Just then Agatha, skating hand in hand with Jane Carpenter, heard these words in her ear: “I have something very funny to tell you. Don’t look round.”

She recognized the voice of Smilash and obeyed.

“I am not quite sure that you will enjoy it as it deserves,” he added, and darted off again, after casting an eloquent glance at Miss Carpenter.

Agatha disengaged herself from her companion, made a circuit, and passed near Smilash, saying: “What is it?”

Smilash flitted away like a swallow, traced several circles around Fairholme, and then returned to Agatha and proceeded side by side with her.

“I have read the letter you wrote to Hetty,” he said.

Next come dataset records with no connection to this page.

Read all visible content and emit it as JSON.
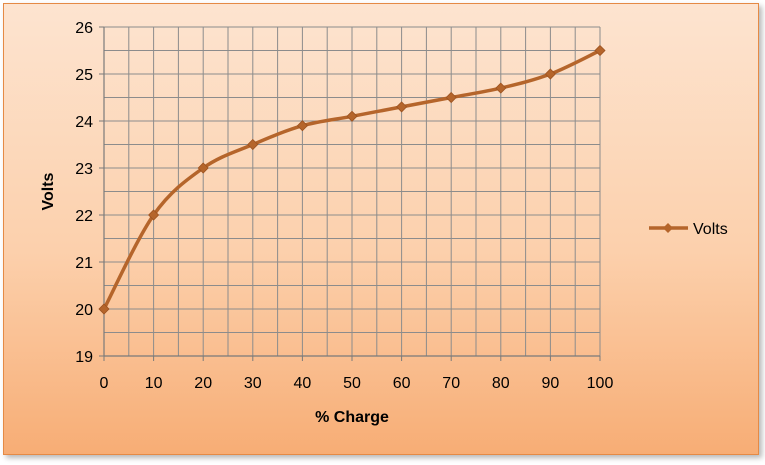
{
  "chart_data": {
    "type": "line",
    "title": "",
    "xlabel": "% Charge",
    "ylabel": "Volts",
    "x": [
      0,
      10,
      20,
      30,
      40,
      50,
      60,
      70,
      80,
      90,
      100
    ],
    "xlim": [
      0,
      100
    ],
    "ylim": [
      19,
      26
    ],
    "x_ticks": [
      "0",
      "10",
      "20",
      "30",
      "40",
      "50",
      "60",
      "70",
      "80",
      "90",
      "100"
    ],
    "y_ticks": [
      "19",
      "20",
      "21",
      "22",
      "23",
      "24",
      "25",
      "26"
    ],
    "grid": true,
    "smooth": true,
    "legend_position": "right",
    "series": [
      {
        "name": "Volts",
        "color": "#b5652b",
        "marker": "diamond",
        "values": [
          20.0,
          22.0,
          23.0,
          23.5,
          23.9,
          24.1,
          24.3,
          24.5,
          24.7,
          25.0,
          25.5
        ]
      }
    ],
    "colors": {
      "background_top": "#fde4d0",
      "background_bottom": "#f7ad75",
      "border": "#e58a45",
      "grid": "#8c8c8c"
    }
  }
}
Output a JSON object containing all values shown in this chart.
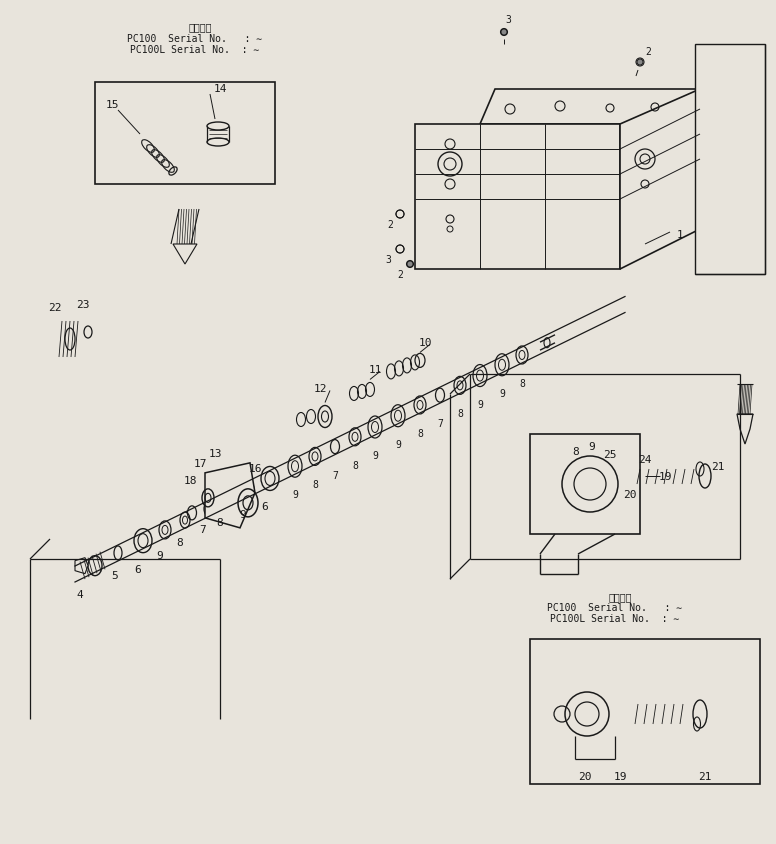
{
  "bg_color": "#e8e4dc",
  "lc": "#1a1a1a",
  "fig_w": 7.76,
  "fig_h": 8.45,
  "dpi": 100,
  "tl1": "通用号機",
  "tl2": "PC100  Serial No.   : ∼",
  "tl3": "PC100L Serial No.  : ∼",
  "ml1": "通用号機",
  "ml2": "PC100  Serial No.   : ∼",
  "ml3": "PC100L Serial No.  : ∼"
}
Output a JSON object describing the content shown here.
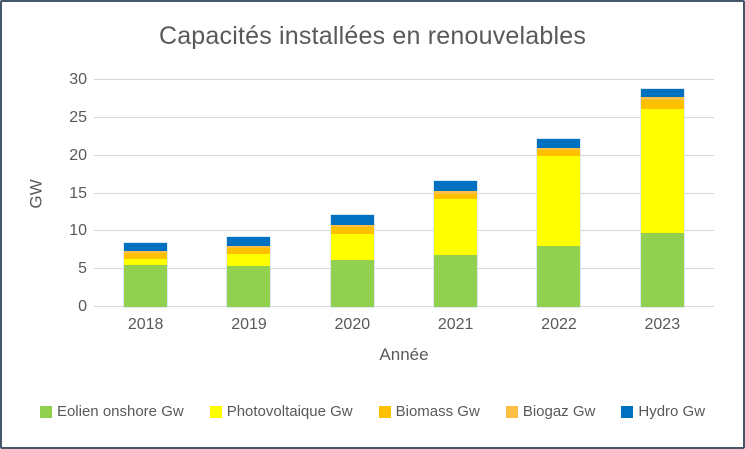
{
  "frame": {
    "border_color": "#44586A",
    "background_color": "#FFFFFF"
  },
  "chart": {
    "title": "Capacités installées en renouvelables",
    "y_axis_title": "GW",
    "x_axis_title": "Année",
    "text_color": "#595959",
    "gridline_color": "#D6D6D6"
  },
  "chart_data": {
    "type": "bar",
    "stacked": true,
    "title": "Capacités installées en renouvelables",
    "xlabel": "Année",
    "ylabel": "GW",
    "ylim": [
      0,
      30
    ],
    "y_ticks": [
      0,
      5,
      10,
      15,
      20,
      25,
      30
    ],
    "grid": true,
    "legend_position": "bottom",
    "categories": [
      "2018",
      "2019",
      "2020",
      "2021",
      "2022",
      "2023"
    ],
    "series": [
      {
        "name": "Eolien onshore Gw",
        "color": "#92D050",
        "values": [
          5.6,
          5.4,
          6.2,
          6.9,
          8.1,
          9.8
        ]
      },
      {
        "name": "Photovoltaique Gw",
        "color": "#FFFF00",
        "values": [
          0.7,
          1.6,
          3.5,
          7.4,
          11.9,
          16.4
        ]
      },
      {
        "name": "Biomass Gw",
        "color": "#FFC000",
        "values": [
          0.8,
          0.8,
          0.9,
          0.7,
          0.7,
          1.1
        ]
      },
      {
        "name": "Biogaz Gw",
        "color": "#FBBF45",
        "values": [
          0.3,
          0.3,
          0.3,
          0.3,
          0.3,
          0.4
        ]
      },
      {
        "name": "Hydro Gw",
        "color": "#0070C0",
        "values": [
          1.1,
          1.2,
          1.2,
          1.3,
          1.2,
          1.1
        ]
      }
    ],
    "totals": [
      8.5,
      9.3,
      12.1,
      16.6,
      22.2,
      28.8
    ]
  }
}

Agatha’s face began to glow. She forgot to maintain her balance, and almost fell.

“Take care. And so you are not fond of me — in the romantic sense?”

No answer. Agatha dumb and afraid to lift her eyelids.

“That is fortunate,” he continued, “because — good evening, Miss Ward; I have done nothing but admire your skating for the last hour — because men were deceivers ever; and I am no exception, as you will presently admit.”

Agatha murmured something, but it was unintelligible amid the din of skating.

“You think not? Well, perhaps you are right; I have said nothing to you that is not in a measure true. You have always had a peculiar charm for me. But I did not mean you to tell Hetty. Can you guess why?”

Agatha shook her head.

“Because she is my wife.”

Agatha’s ankles became limp. With an effort she kept upright until she reached Jane, to whom she clung for support.

“Don’t,” screamed Jane. “You’ll upset me.”

“I must sit down,” said Agatha. “I am tired. Let me lean on you until we get to the chairs.”

“Bosh! I can skate for an hour without sitting down,” said Jane. However, she helped Agatha to a chair and left her. Then Smilash, as if desiring a rest also, sat down close by on the margin of the pond.